I do really like to work with humor. I love to hear that my writing truly moved people, and I also love to know that it made them laugh. I use humor mostly in my fiction, to varying degrees depending on the piece.
I would describe the tone I aim for as “humor tinged with sadness.” But sometimes it is “sadness tinged with humor.” My nonfiction can strike a more serious tone.
I use humor to approach complicated subjects in an atypical way. I write about loss, for instance, but I would hope that the humor suggests what also can be gained from loss. Albeit, it could be bittersweet, the way life often is.
If “The Tale End” is any guide, your fiction is melodic, it reads like poetry. Does your writing style differ when you write nonfiction?
Thank you for the kind words. I would say the answer is yes and no. I love language, and I value economy of style. Most of my nonfiction is written in a similar vein to my fiction.
That said, I am writing essays with an eye to writing a memoir. I am considering taking a slightly different approach to the nonfiction as a book. Letting the arc of the story determine the style, as it were. We’ll see how it changes.

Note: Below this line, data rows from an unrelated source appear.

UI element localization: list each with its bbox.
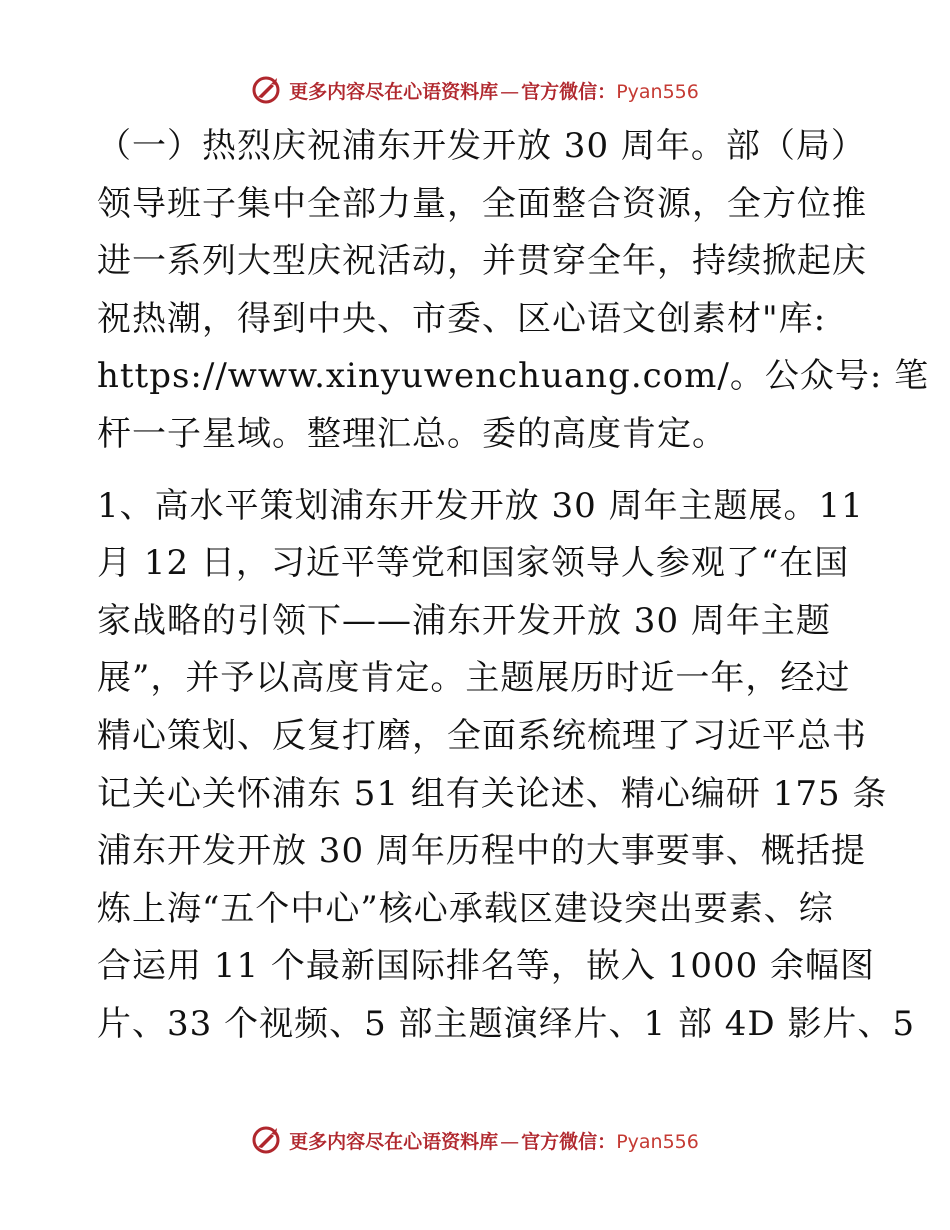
- text-line: （一）热烈庆祝浦东开发开放 30 周年。部（局）: [97, 126, 866, 166]
- text-line: 领导班子集中全部力量，全面整合资源，全方位推: [97, 183, 867, 224]
- quill-pen-logo-icon: [251, 1125, 281, 1155]
- text-line: 记关心关怀浦东 51 组有关论述、精心编研 175 条: [97, 773, 888, 814]
- text-line: 杆一子星域。整理汇总。委的高度肯定。: [97, 413, 727, 454]
- text-line: 片、33 个视频、5 部主题演绎片、1 部 4D 影片、5: [97, 1003, 916, 1044]
- text-line: 精心策划、反复打磨，全面系统梳理了习近平总书: [97, 715, 867, 756]
- text-line: https://www.xinyuwenchuang.com/。公众号: 笔: [97, 356, 930, 397]
- text-line: 展”，并予以高度肯定。主题展历时近一年，经过: [97, 658, 851, 699]
- header-banner: [0, 70, 950, 110]
- text-line: 进一系列大型庆祝活动，并贯穿全年，持续掀起庆: [97, 241, 867, 282]
- text-line: 月 12 日，习近平等党和国家领导人参观了“在国: [97, 543, 850, 584]
- text-line: 合运用 11 个最新国际排名等，嵌入 1000 余幅图: [97, 946, 876, 987]
- header-banner-text: 更多内容尽在心语资料库 — 官方微信：Pyan556: [289, 80, 699, 103]
- paragraph-2: [97, 478, 916, 1054]
- text-line: 炼上海“五个中心”核心承载区建设突出要素、综: [97, 888, 834, 929]
- paragraph-1: [97, 118, 930, 464]
- text-line: 家战略的引领下——浦东开发开放 30 周年主题: [97, 600, 831, 641]
- document-body: [97, 118, 930, 1054]
- footer-banner-text: 更多内容尽在心语资料库 — 官方微信：Pyan556: [289, 1130, 699, 1153]
- quill-pen-logo-icon: [251, 75, 281, 105]
- text-line: 浦东开发开放 30 周年历程中的大事要事、概括提: [97, 831, 866, 872]
- footer-banner: [0, 1120, 950, 1160]
- text-line: 1、高水平策划浦东开发开放 30 周年主题展。11: [97, 485, 864, 526]
- text-line: 祝热潮，得到中央、市委、区心语文创素材"库:: [97, 298, 827, 339]
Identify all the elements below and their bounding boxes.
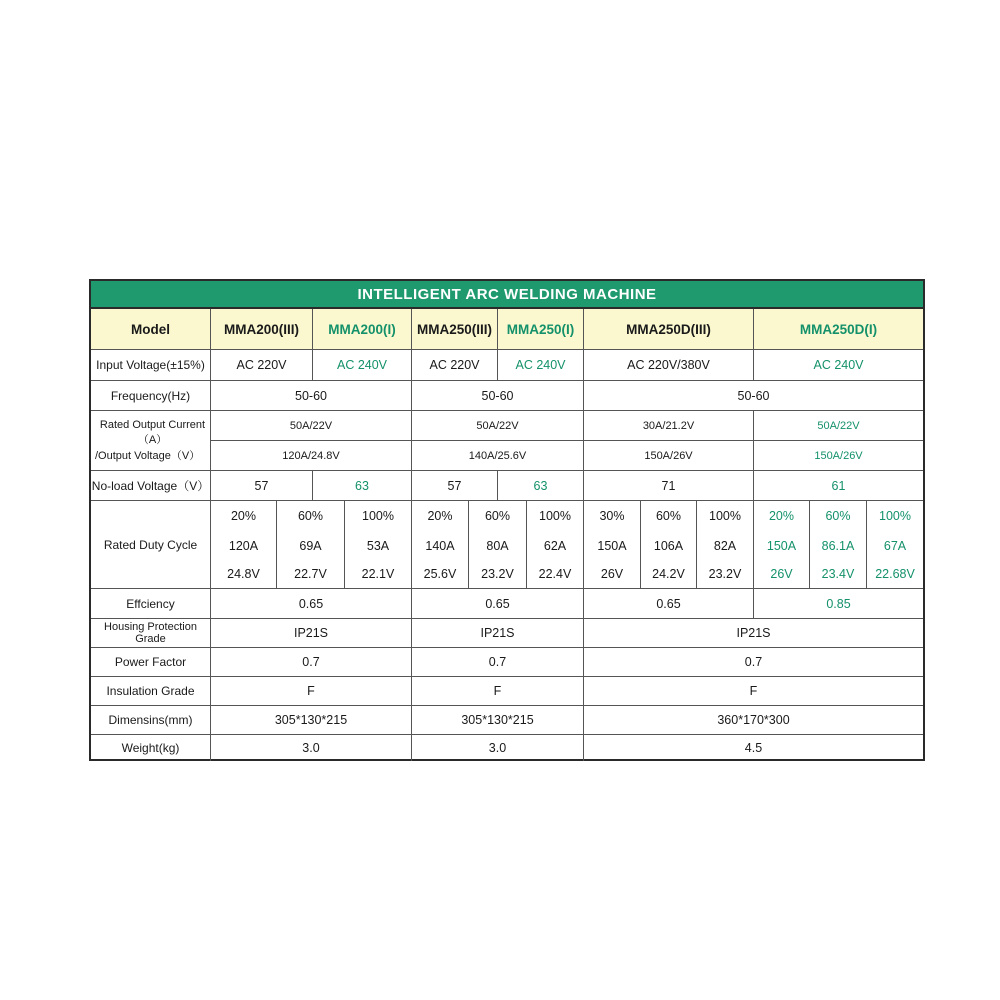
header-model: MMA250(III) [412,309,498,350]
row-label-power-factor: Power Factor [91,648,211,677]
duty-cycle-voltage-cell: 22.68V [867,560,923,589]
cell: 3.0 [211,735,412,761]
cell: 4.5 [744,741,763,755]
cell: 0.7 [584,648,923,677]
cell: 50A/22V [412,411,584,441]
duty-cycle-voltage-cell: 24.8V [211,560,277,589]
duty-cycle-voltage-cell: 24.2V [641,560,697,589]
cell: 71 [584,471,754,501]
duty-cycle-current-cell: 120A [211,531,277,560]
duty-cycle-voltage-cell: 23.4V [810,560,867,589]
duty-cycle-current-cell: 80A [469,531,527,560]
row-label-insulation: Insulation Grade [91,677,211,706]
rated-output-label-line1: Rated Output Current（A） [99,418,206,446]
duty-cycle-current-cell: 67A [883,538,907,553]
cell: 0.65 [412,589,584,619]
cell: 57 [211,471,313,501]
duty-cycle-percent-cell: 60% [810,501,867,531]
row-label-frequency: Frequency(Hz) [91,381,211,411]
duty-cycle-percent-cell: 60% [641,501,697,531]
cell: 0.85 [754,589,923,619]
duty-cycle-voltage-cell: 23.2V [469,560,527,589]
cell: 57 [412,471,498,501]
cell: 0.65 [211,589,412,619]
cell: 50-60 [412,381,584,411]
cell: IP21S [584,619,923,648]
cell: 0.7 [412,648,584,677]
cell: 50A/22V [754,411,923,441]
cell: AC 220V [412,350,498,381]
cell: 140A/25.6V [412,441,584,471]
cell: 120A/24.8V [211,441,412,471]
cell: F [211,677,412,706]
cell: F [584,677,923,706]
duty-cycle-current-cell: 62A [527,531,584,560]
cell: 63 [498,471,584,501]
row-label-efficiency: Effciency [91,589,211,619]
header-model-label: Model [91,309,211,350]
cell: AC 220V/380V [584,350,754,381]
duty-cycle-voltage-cell: 23.2V [697,560,754,589]
cell: 305*130*215 [211,706,412,735]
duty-cycle-current-cell: 86.1A [810,531,867,560]
header-model: MMA200(III) [211,309,313,350]
duty-cycle-percent-cell: 20% [211,501,277,531]
duty-cycle-current-cell: 69A [277,531,345,560]
duty-cycle-percent-cell: 60% [277,501,345,531]
duty-cycle-percent-cell: 100% [345,501,412,531]
duty-cycle-current-cell: 140A [412,531,469,560]
row-label-no-load-voltage: No-load Voltage（V） [91,471,211,501]
cell: 63 [313,471,412,501]
cell: 30A/21.2V [584,411,754,441]
cell: AC 220V [211,350,313,381]
cell: 3.0 [412,735,584,761]
duty-cycle-percent-cell: 100% [527,501,584,531]
cell: 50A/22V [211,411,412,441]
row-label-weight: Weight(kg) [91,735,211,761]
header-model: MMA200(I) [313,309,412,350]
duty-cycle-current-cell: 53A [345,531,412,560]
duty-cycle-voltage-cell: 26V [584,560,641,589]
rated-output-label-line2: /Output Voltage（V） [95,449,201,462]
duty-cycle-percent-cell: 20% [754,501,810,531]
cell: 61 [754,471,923,501]
duty-cycle-current-cell: 150A [584,531,641,560]
cell: 50-60 [584,381,923,411]
duty-cycle-percent-cell: 100% [879,509,911,523]
table-title: INTELLIGENT ARC WELDING MACHINE [91,281,923,309]
cell: AC 240V [498,350,584,381]
header-model: MMA250D(III) [584,309,754,350]
duty-cycle-voltage-cell: 25.6V [412,560,469,589]
duty-cycle-current-cell: 106A [641,531,697,560]
row-label-input-voltage: Input Voltage(±15%) [91,350,211,381]
row-label-duty-cycle: Rated Duty Cycle [91,501,211,589]
duty-cycle-percent-cell: 20% [412,501,469,531]
cell: F [412,677,584,706]
duty-cycle-voltage-cell: 26V [754,560,810,589]
header-model: MMA250(I) [498,309,584,350]
cell: AC 240V [754,350,923,381]
duty-cycle-voltage-cell: 22.4V [527,560,584,589]
cell: 150A/26V [584,441,754,471]
cell: 305*130*215 [412,706,584,735]
cell: AC 240V [313,350,412,381]
duty-cycle-voltage-cell: 22.7V [277,560,345,589]
duty-cycle-percent-cell: 100% [697,501,754,531]
cell: IP21S [211,619,412,648]
duty-cycle-current-cell: 150A [754,531,810,560]
cell: IP21S [412,619,584,648]
cell: 0.65 [584,589,754,619]
row-label-dimensions: Dimensins(mm) [91,706,211,735]
header-model: MMA250D(I) [754,309,923,350]
duty-cycle-percent-cell: 60% [469,501,527,531]
cell: 50-60 [211,381,412,411]
spec-table [89,279,925,761]
cell: 150A/26V [754,441,923,471]
cell: 360*170*300 [584,706,923,735]
row-label-rated-output [91,411,211,471]
duty-cycle-voltage-cell: 22.1V [345,560,412,589]
row-label-housing-protection: Housing Protection Grade [91,619,211,648]
duty-cycle-percent-cell: 30% [584,501,641,531]
cell: 0.7 [211,648,412,677]
duty-cycle-current-cell: 82A [697,531,754,560]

Can you tell us what we can expect to see from you in the future? What are you working on now?
Several things! I am working on a collection of short stories. I write about familial dilemmas, often difficult and often humorous. I write both short-ish stories and those of a conventional length. Lately I have been working on a long story that just may turn into a novella or a novel. I write essays, and I also have that memoir in mind.
Where else can we read stories you have written?
I have published work in the Alaska Quarterly Review and the Mississippi Review. You can find those on my web site.
When and why did you begin writing? And what drew you to flash fiction?
I began writing seriously a few years ago, although I remember writing from a very young age. My fourth grade teacher asked me to read my story “Life On Planet Sponge” in front of the class. When I was in school, I was shy and preferred the written word as a means of communication. I am not shy now, but I still love writing. I found it, and find it, very powerful.
I was drawn to flash from the get-go. I like flash in the way that I like writing longer stories in a compressed style. A compressed format somehow inspires me to write smarter. The best flash can say so much with so little.
You would think that the shorter length would make writing flash easier, but it turns out that this isn’t so!
What is your favorite thing about being a writer and what frustrates you?
My favorite thing is when people tell me they have read my work, or come up to me after a reading, and share that they were moved by my writing. I am always touched that what I wrote resonated with them in some way. It is particularly delightful when they are people whom I wouldn’t guess would feel something in common with me or what I write about.
It’s magical to see people from all different places and backgrounds connect with a piece of writing and find what matters to them in it. I do this myself as a reader of other writers’ work.
The most frustrating thing about being a writer, or at least this writer, is that it takes me longer than I would like to finish projects!